Pour se prémunir contre ces appels publicitaires, il est aussi possible de se rendre sur le site Internet J’alerte l’Arcep pour dénoncer les numéros frauduleux. On peut également signaler les messages écrits et vocaux douteux dans le cadre de la lutte antispam, par SMS au 33-700.
Pourquoi faut-il se méfier des démarcheurs qui appellent avec des 06 ou des 07 ?
La loi limite fortement les démarchages commerciaux à partir d’indicatifs correspondant à des numéros de portable (06 et 07). Pourtant, il n’est pas rare d’en recevoir. La prudence est recommandée vis-à-vis de ces appels, qui peuvent déboucher sur des escroqueries : les interlocuteurs peuvent se faire passer pour des banquiers ou des assureurs afin de soutirer des données sensibles.
Ces démarcheurs frauduleux utilisent une technique appelée spoofing (« usurpation »). Pour faire apparaître un numéro commençant par 06 ou 07, ils se servent de logiciels. Ces numéros de téléphone portable peuvent déjà exister et appartenir à des personnes de bonne foi qui ne sont pas au courant de ces manœuvres.
La loi Naegelen impose aux opérateurs téléphoniques de mettre en place un « dispositif d’authentification » pour « confirmer l’authenticité d’un appel ou message destiné à l’un de ses clients utilisateurs finals ou transitant par son réseau ». Sans cette certification, l’opérateur doit interrompre « l’acheminement de l’appel ou du message ».
Malgré ces mesures, le spoofing reste attractif pour les arnaqueurs, qui peuvent toujours appeler avec des 06 et des 07 de l’étranger sans être inquiétés.
Un réflexe à adopter pour éviter les fraudes : « Ne jamais donner ses codes, mots de passe et identifiants bancaires, même à sa banque, qui ne les demandera jamais. »
La loi du 30 juin 2025 prévoit une interdiction de principe du démarchage téléphonique dans tous les secteurs d’ici un an (août 2026). La période de transition doit permettre aux professionnels de revoir leurs méthodes de prospection téléphonique et de mettre en place les outils nécessaires au recueil du consentement.

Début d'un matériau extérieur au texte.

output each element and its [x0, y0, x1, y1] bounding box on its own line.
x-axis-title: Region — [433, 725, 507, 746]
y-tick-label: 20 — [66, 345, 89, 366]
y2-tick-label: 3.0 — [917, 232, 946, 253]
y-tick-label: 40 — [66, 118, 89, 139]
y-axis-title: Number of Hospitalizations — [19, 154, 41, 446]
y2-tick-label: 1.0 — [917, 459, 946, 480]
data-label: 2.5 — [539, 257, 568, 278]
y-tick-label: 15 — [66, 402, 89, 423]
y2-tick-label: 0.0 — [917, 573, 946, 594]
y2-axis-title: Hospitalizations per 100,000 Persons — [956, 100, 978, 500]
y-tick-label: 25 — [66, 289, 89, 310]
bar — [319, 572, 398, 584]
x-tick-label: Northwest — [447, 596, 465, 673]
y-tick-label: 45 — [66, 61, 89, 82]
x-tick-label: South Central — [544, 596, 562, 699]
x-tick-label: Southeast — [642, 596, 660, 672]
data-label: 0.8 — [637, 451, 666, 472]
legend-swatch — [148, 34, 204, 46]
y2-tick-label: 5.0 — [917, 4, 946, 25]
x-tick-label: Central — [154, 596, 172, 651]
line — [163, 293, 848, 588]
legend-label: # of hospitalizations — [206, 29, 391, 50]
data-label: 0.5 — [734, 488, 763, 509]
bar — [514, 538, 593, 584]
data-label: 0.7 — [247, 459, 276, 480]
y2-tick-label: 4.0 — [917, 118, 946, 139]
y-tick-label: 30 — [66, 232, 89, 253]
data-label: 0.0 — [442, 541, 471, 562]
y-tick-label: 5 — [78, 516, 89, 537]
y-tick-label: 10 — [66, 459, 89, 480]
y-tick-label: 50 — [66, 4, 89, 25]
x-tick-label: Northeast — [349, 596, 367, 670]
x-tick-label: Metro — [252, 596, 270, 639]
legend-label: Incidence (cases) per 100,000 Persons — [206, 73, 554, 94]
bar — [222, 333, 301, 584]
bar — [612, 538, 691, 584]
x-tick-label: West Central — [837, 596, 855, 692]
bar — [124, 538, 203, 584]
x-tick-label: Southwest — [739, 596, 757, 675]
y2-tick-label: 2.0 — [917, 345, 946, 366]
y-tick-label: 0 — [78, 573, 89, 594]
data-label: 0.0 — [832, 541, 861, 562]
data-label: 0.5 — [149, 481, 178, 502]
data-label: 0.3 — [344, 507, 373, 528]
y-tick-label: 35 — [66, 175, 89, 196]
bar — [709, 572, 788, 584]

Le démarchage par téléphone auprès d’un particulier, directement ou par l’intermédiaire d’un tiers, sera interdit si l’entreprise n’a pas obtenu au préalable son « consentement » (c’est-à-dire sa « volonté libre, spécifique, éclairée, univoque et révocable »). Il faudra avoir donné son accord explicite, que ce soit lors d’un achat, d’une visite en magasin ou via un formulaire. Le professionnel devra être en mesure d’apporter la preuve du consentement.
Le démarchage par téléphone sera par ailleurs autorisé si vous êtes prospecté dans le cadre d’un contrat auquel vous avez souscrit (y compris si la prospection porte sur des produits ou services complémentaires à ce contrat, de nature à « améliorer ses performances ou sa qualité »).
Si vous vous opposez à la poursuite d’une communication, le professionnel devra mettre fin sans délai à l’appel et ne plus vous contacter.
Les sanctions encourues en cas d’abus de faiblesse lié au démarchage téléphonique seront alourdies pour les personnes morales et les entreprises. Les différentes dispositions relatives à cette interdiction seront précisées par décret.
Une nouvelle loi interdit le démarchage dans les domaines de la rénovation énergétique et de l’adaptation des logements au handicap et à la vieillesse.
Depuis le 1er juillet 2025 le démarchage téléphonique ou par voie électronique (mails, SMS, via les réseaux sociaux) sur les offres de prestations de services, la vente d’équipements ou la réalisation de travaux afférents à des logements en vue de la réalisation d’économies d’énergie, de la production d’énergie renouvelable ou de leur adaptation au vieillissement ou au handicap est interdit.
Cette nouvelle disposition a pour objectif de lutter contre la fraude aux aides à la rénovation.
Attention, subtilité : elle ne s’applique pas si ce démarchage est effectué dans le cadre d’un contrat déjà conclu.(y compris si la prospection porte sur des produits ou services complémentaires à ce contrat, de nature à « améliorer ses performances ou sa qualité).